Nigerian prices and imports in the spotlight again

Nigerian prices and imports in the spotlight again
Published: 29 December 2008

Every day, news about high cost of cement makes headlines in the Nigerian press and while some blame the present government for lack of political will to enforce government policy to check possible abuses in the sector, others are pointing accusing fingers at some big players in the cement sector for the formation of a monopolistic cartel.

However, the media has criticised present governmental efforts to stall the soaring prices of cement in the market and the granting of import approvals to the new entrants to join the existing 13 cement companies in the importation of bagged cement into the country.

This report follows recent government press responses in an edited format.

Government has encouraged local production of cement through various incentives to stakeholders in the industry. Such incentives include banning of importation of bagged cement in order to allow local capacity to grow.

These incentives have created opportunity to major players in the cement sub sector to invest huge capital and expand their facilities. Recently, Dangote Cement had signed US$1.25 billion financing facility as part of financing arrangement for the US$3 billion production plan by the company.

The Chairman, Dangote Group, Alhaji Aliko Dangote recently disclosed that within 28 months, Obajana Cement Company would be producing 26Mta after the three new plants are completed. Not only that, Dangote Group has started work on cement factories in Ogun State which the cost of the project is put at N115.81 billion.

Such developments has also encouraged Lafarge to embark on expansion programme in Nigeria with the CEO reporting that the company’s capacity in Nigeria alone will hit 10Mta by 2010. He was even categorical that negative perception of Nigeria will not sway it from its commitment to invest in the Nigeria economy.

These developments and comments coming from the big players in the cement sector have demonstrated government’s willingness to support and provide enabling environment for producers of cement in the country to grow capacity utilization in the cement sector. The recent rise in price of bagged cement is not acceptable to government considering enormous support it has given to local manufacturers in the country to thrive.

Following the complaint by stakeholders about short supply of gas fuels, high cost of transportation and bad roads, the Ministry of Commerce and Industry had to step in to examine the problems. It discovered that local cement companies can only supply 6.5Mt. While the total annual demand for cement in the country stands at 18Mt of cement leaving the deficit of 11.5Mt.

Government is aware that cement manufacturers cannot expand their facilities overnight to compensate for the supply deficit. This scenario has brought up dilemma for government. The urgent need to alleviate suffering of Nigerians from the high cost of cement as well as to avoid abandonment of developmental projects led to approval of license to 13 stakeholders for bulk importation of cement to enable local manufacturers bridge the deficit between the market demands and supply of cement in the country.

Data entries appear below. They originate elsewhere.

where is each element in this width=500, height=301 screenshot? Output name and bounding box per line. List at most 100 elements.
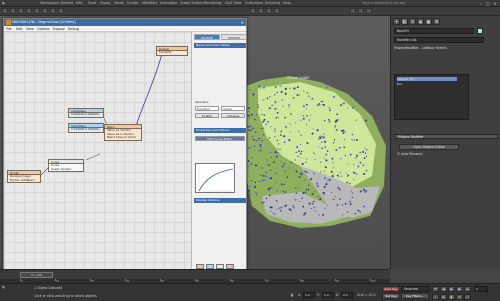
tab-update[interactable]: UPDATE [221,34,246,40]
particle [284,92,287,95]
display-options-section[interactable]: Display Options [194,198,246,203]
prev-frame-icon[interactable]: ◀ [440,286,447,292]
time-slider[interactable]: 0 / 100 [20,272,53,278]
menu-views[interactable]: Views [114,1,124,5]
render-setup-icon[interactable] [350,8,356,14]
render-frame-icon[interactable] [358,8,364,14]
node-blend[interactable]: Blend Value A1 (Vector) Value A1 2 (Vect… [104,124,142,141]
hierarchy-tab-icon[interactable]: ☰ [409,18,416,25]
current-frame-field[interactable]: 0 [474,286,488,292]
maximize-viewport-icon[interactable]: ⤢ [464,294,471,300]
node-input-a[interactable]: InputValue 0.000100 0.200000... [68,108,104,118]
mirror-icon[interactable] [266,8,272,14]
auto-rename-checkbox[interactable]: ☑ Auto Rename [397,152,422,157]
node-curve[interactable]: Curve Curve Scalar (Scalar) [48,159,84,173]
menu-help[interactable]: Help [283,1,291,5]
key-filters-button[interactable]: Key Filters... [401,293,429,299]
node-graph-canvas[interactable]: Output Float4(0) InputValue 0.000100 0.2… [4,32,191,269]
key-mode-dropdown[interactable]: Selected [401,286,429,292]
orbit-icon[interactable]: ↻ [456,294,463,300]
perspective-viewport[interactable]: Count: 24867 MAGMAFLOW - MagmaFlow [Unti… [0,16,390,269]
create-tab-icon[interactable]: ✦ [393,18,400,25]
magma-flow-window[interactable]: MAGMAFLOW - MagmaFlow [Untitled] × File … [3,18,247,269]
object-color-swatch[interactable] [477,28,483,34]
node-input-b[interactable]: InputValue 0.100000 0.200000... [68,123,104,133]
lock-icon[interactable]: 🔒 [290,293,294,297]
name-color-section[interactable]: Name and Color Notes [194,43,246,48]
stack-item[interactable]: Magma_PFT [397,77,457,81]
maximize-icon[interactable]: □ [485,1,491,6]
menu-graph-editors[interactable]: Graph Editors [180,1,203,5]
scale-icon[interactable] [58,8,64,14]
object-name-field[interactable]: Box001 [394,28,474,34]
menu-edit[interactable]: Edit [76,1,83,5]
go-to-start-icon[interactable]: ⏮ [432,286,439,292]
snap-icon[interactable] [250,8,256,14]
stack-item[interactable]: Box [397,82,457,86]
window-close-icon[interactable]: × [241,19,244,26]
set-key-button[interactable]: Set Key [382,293,400,299]
mf-menu-view[interactable]: View [26,27,34,31]
angle-snap-icon[interactable] [258,8,264,14]
properties-section[interactable]: Properties and Actions [194,128,246,133]
align-icon[interactable] [274,8,280,14]
go-to-end-icon[interactable]: ⏭ [464,286,471,292]
menu-customize[interactable]: Customize [245,1,263,5]
search-input[interactable]: Type a keyword or phrase [362,1,406,5]
app-logo-icon[interactable]: ◆ [2,1,5,5]
menu-rendering[interactable]: Rendering [204,1,221,5]
unlink-icon[interactable] [26,8,32,14]
menu-scripting[interactable]: Scripting [265,1,280,5]
maxscript-listener-icon[interactable]: ▤ [2,285,5,289]
modifier-stack[interactable]: Magma_PFT Box [394,74,469,120]
mf-menu-expose[interactable]: Expose [53,27,65,31]
menu-civil-view[interactable]: Civil View [225,1,241,5]
undo-icon[interactable] [2,8,8,14]
particle [261,167,264,169]
pan-icon[interactable]: ✋ [448,294,455,300]
menu-group[interactable]: Group [100,1,110,5]
magma-modifier-rollout[interactable]: Magma Modifier [394,134,498,139]
next-frame-icon[interactable]: ▶ [456,286,463,292]
x-coord-field[interactable]: 0.0 [303,292,315,298]
play-icon[interactable]: ▶ [448,286,455,292]
redo-icon[interactable] [10,8,16,14]
display-tab-icon[interactable]: ▣ [425,18,432,25]
open-magma-editor-button[interactable]: Open Magma Editor [399,144,459,150]
modify-tab-icon[interactable]: ◐ [401,18,408,25]
menu-modifiers[interactable]: Modifiers [142,1,157,5]
mf-menu-edit[interactable]: Edit [16,27,22,31]
node-output[interactable]: Output Float4(0) [156,46,188,56]
menu-tools[interactable]: Tools [88,1,96,5]
rotate-icon[interactable] [50,8,56,14]
modifier-list-dropdown[interactable]: Modifier List [394,37,484,43]
zoom-icon[interactable]: ⌕ [432,294,439,300]
curve-preview[interactable] [195,163,235,193]
workspace-selector[interactable]: Workspace: Default [40,1,73,5]
zoom-all-icon[interactable]: ⊞ [440,294,447,300]
menu-animation[interactable]: Animation [160,1,177,5]
magma-flow-titlebar[interactable]: MAGMAFLOW - MagmaFlow [Untitled] × [4,19,246,26]
tab-editor[interactable]: EDITOR [194,34,220,40]
collapse-button[interactable]: Collapse [221,113,245,118]
y-coord-field[interactable]: 0.0 [322,292,334,298]
mf-menu-debug[interactable]: Debug [68,27,79,31]
close-icon[interactable]: × [492,1,498,6]
z-coord-field[interactable]: 0.0 [341,292,353,298]
auto-key-button[interactable]: Auto Key [382,286,400,292]
link-icon[interactable] [18,8,24,14]
edit-curve-button[interactable]: Edit Curve Editor [195,136,245,141]
select-icon[interactable] [34,8,40,14]
operator-dropdown[interactable]: Curve [221,106,245,111]
node-divide[interactable]: Divide Dividend (Age) Divisor (LifeSpan) [7,170,41,184]
category-dropdown[interactable]: Function [195,106,219,111]
minimize-icon[interactable]: – [478,1,484,6]
mf-menu-file[interactable]: File [6,27,12,31]
move-icon[interactable] [42,8,48,14]
motion-tab-icon[interactable]: ◉ [417,18,424,25]
menu-create[interactable]: Create [127,1,138,5]
mf-menu-options[interactable]: Options [37,27,50,31]
render-icon[interactable] [366,8,372,14]
utilities-tab-icon[interactable]: ⚒ [433,18,440,25]
enable-button[interactable]: Enable [195,113,219,118]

The companies that benefited from this government decision to grow local production were Dangote group of companies, Lafarge Group, Torcem Nigeria Limited, Flour Mills Nigeria, Ibeto Cement Company and Eastern Bulkcem Ltd. Others include Quacem Cement Company, Essette (Nig) Limited, Gateway Mining Company Ltd, Pureclem Industries Ltd, Gateway Portland Cement Ltd, Westcom Technologies and Energy Service and International Cement company Ltd.

Government’s prompt action at that time stabilised the price of cement in the market and subsequently gained a marginal reduction from N2000 to N1500. This reduction has not met government expectation of price range within N1000 - N1150 to the final end users. This short term measure was created to restore order and stability in the cement market and should therefore not be seen as policy reversal as government remains consistent in its commitment to promote backward integration as well as growth of local capacity in the industry.

However, in the face of scarcity and outrageous prices, and in order to mitigate the hardship suffered by consumers, the Nigerian government decided to intervene further by approving the importation of bagged cement as a one-off exercise, which is expected to elapse on 31st December 2008. The government claims to have acted cautiously and responsibly to ensure that only those with verifiable investments in the sector benefited from the licence.

But in defiance of the opposition from a few stakeholders bent on creating a monopoly in the sector, government has decided to extend licences to six new entrants in order to break the emerging monopoly. These are new investors, who satisfied the requirement of demonstrating ample evidence of having made significant commitment to backward integration in the sector.

By granting licences to only those with investment in the sector and designating the importation of bagged cement as a one-off exercise targeted to fill the demand-supply gap created by inadequate local capacity, Government was further demonstrating its commitment to encouraging the growth of local capacity in the sector.